Otokito was released 5 days after his kidnap. The incident also led to the removal of the traditional ruler of the community by the Governor.
Widening The Path To Justice, Sanity Over Artisanal Refining Of Crude Oil
Speaking on the menace of oil theft, recently Chairman of Heirs Holdings, Mr. Tony Elumelu, disclosed that Nigeria lost $4 billion worth of crude oil to thieves in the first nine months of 2021.
Among this, he stated, Heirs Oil and Gas lost 50,000 barrels of crude oil to thieves every day.
Elumelu who disclosed this in a lecture he delivered to members of Course 30 of the National Defence College on the theme, Strategic Leadership: My Business Experience, described oil theft in the Niger-Delta as a national challenge.
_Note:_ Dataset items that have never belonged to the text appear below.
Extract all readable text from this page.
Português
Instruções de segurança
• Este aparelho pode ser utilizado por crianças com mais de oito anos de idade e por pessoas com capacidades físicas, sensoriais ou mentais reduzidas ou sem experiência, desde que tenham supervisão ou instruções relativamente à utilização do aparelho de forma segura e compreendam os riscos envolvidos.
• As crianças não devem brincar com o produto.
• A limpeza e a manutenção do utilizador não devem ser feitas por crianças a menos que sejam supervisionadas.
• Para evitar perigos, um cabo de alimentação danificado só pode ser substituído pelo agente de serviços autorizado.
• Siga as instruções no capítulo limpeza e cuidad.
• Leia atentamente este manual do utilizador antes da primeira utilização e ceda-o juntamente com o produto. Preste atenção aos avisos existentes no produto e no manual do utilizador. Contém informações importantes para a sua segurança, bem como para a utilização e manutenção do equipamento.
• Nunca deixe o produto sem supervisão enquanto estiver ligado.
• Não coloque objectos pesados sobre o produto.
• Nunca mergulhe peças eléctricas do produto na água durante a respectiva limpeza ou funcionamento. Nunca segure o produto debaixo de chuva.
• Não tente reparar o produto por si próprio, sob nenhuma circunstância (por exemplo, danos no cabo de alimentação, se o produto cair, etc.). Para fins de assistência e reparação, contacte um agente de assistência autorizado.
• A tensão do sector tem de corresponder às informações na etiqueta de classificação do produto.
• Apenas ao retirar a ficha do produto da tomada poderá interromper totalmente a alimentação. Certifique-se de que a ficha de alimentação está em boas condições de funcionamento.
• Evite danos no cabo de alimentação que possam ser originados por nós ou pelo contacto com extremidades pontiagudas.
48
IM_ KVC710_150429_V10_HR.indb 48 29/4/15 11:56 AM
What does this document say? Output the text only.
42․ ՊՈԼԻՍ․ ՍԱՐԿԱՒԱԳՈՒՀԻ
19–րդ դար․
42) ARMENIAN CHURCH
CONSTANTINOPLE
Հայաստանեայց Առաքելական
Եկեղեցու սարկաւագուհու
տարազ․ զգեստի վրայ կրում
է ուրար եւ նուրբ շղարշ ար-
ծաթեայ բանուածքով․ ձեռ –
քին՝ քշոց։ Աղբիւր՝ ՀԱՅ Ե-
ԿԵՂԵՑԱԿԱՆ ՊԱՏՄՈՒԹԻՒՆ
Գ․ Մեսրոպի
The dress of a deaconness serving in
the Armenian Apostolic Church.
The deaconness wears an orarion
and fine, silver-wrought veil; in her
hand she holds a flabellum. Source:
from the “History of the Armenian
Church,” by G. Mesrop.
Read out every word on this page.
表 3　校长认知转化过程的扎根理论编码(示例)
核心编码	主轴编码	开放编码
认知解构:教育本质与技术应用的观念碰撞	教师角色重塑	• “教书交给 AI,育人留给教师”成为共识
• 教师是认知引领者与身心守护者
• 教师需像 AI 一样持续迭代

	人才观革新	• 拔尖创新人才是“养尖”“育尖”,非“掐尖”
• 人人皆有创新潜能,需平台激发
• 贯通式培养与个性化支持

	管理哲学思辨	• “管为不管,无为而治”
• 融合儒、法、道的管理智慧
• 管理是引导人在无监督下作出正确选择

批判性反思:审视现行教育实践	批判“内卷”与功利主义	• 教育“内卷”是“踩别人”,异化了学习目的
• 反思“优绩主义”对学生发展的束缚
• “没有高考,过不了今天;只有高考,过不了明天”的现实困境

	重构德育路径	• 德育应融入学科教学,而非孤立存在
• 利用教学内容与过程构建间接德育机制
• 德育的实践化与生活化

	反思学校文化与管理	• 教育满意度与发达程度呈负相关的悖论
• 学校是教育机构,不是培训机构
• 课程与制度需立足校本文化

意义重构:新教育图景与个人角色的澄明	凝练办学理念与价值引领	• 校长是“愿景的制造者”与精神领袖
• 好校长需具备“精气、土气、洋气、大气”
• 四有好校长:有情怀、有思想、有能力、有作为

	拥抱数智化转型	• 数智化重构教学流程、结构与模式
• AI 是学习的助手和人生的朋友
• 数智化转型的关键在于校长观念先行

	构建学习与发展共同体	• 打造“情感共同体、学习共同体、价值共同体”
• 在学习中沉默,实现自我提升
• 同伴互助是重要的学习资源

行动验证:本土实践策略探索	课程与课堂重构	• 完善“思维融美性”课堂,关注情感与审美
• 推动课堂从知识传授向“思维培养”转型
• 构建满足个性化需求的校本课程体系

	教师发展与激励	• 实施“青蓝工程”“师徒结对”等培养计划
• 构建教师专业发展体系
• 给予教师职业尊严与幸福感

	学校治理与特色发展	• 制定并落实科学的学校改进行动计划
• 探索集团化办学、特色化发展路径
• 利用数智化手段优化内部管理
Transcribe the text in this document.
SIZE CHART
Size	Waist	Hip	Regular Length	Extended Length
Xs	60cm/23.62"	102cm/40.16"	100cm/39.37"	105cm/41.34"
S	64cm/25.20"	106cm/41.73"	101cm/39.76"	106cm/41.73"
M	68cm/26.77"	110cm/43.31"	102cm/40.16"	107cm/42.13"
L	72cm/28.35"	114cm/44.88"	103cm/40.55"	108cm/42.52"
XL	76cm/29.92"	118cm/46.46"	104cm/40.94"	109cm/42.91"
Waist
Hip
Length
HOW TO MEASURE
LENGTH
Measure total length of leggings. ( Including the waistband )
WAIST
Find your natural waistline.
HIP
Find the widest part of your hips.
Scary as the reality of large scale oil theft is, the failure of beneficiaries of the status quo among them benefiting businessmen and women, oil bloc owners and government to address the real roots of crude oil theft in the country including the exclusion of large segments of people from the oil bearing communities from participation in the oil and business in legitimate ways, is worrisome.
Artisanal refining and sale of crude oil is nothing but, a crudely devised participation of youth, men and women in a sector from which they have been legally excluded, their natural ownership rights not withstanding.
Only a determination to end cronyism, operation of fiscal Federal system in which local persons, local and state governments are able to fully participate in the legal exploitation of oil and gas resources in their backyards, pay relevant taxes, will there be a gradual reduction and end to the illegal siphoning and sale of crude oil in the Niger Delta.
Specifically to end the pandemic of death and disease from soot and flaming deaths from Kpofire infernos, the governments at all levels must commit to organising the skill sets developed by the youth involved . Organise and empower them in legitimate ways to set up small refineries in environmentally safe systems, to maximise the skills acquired from what is simply a hellish place.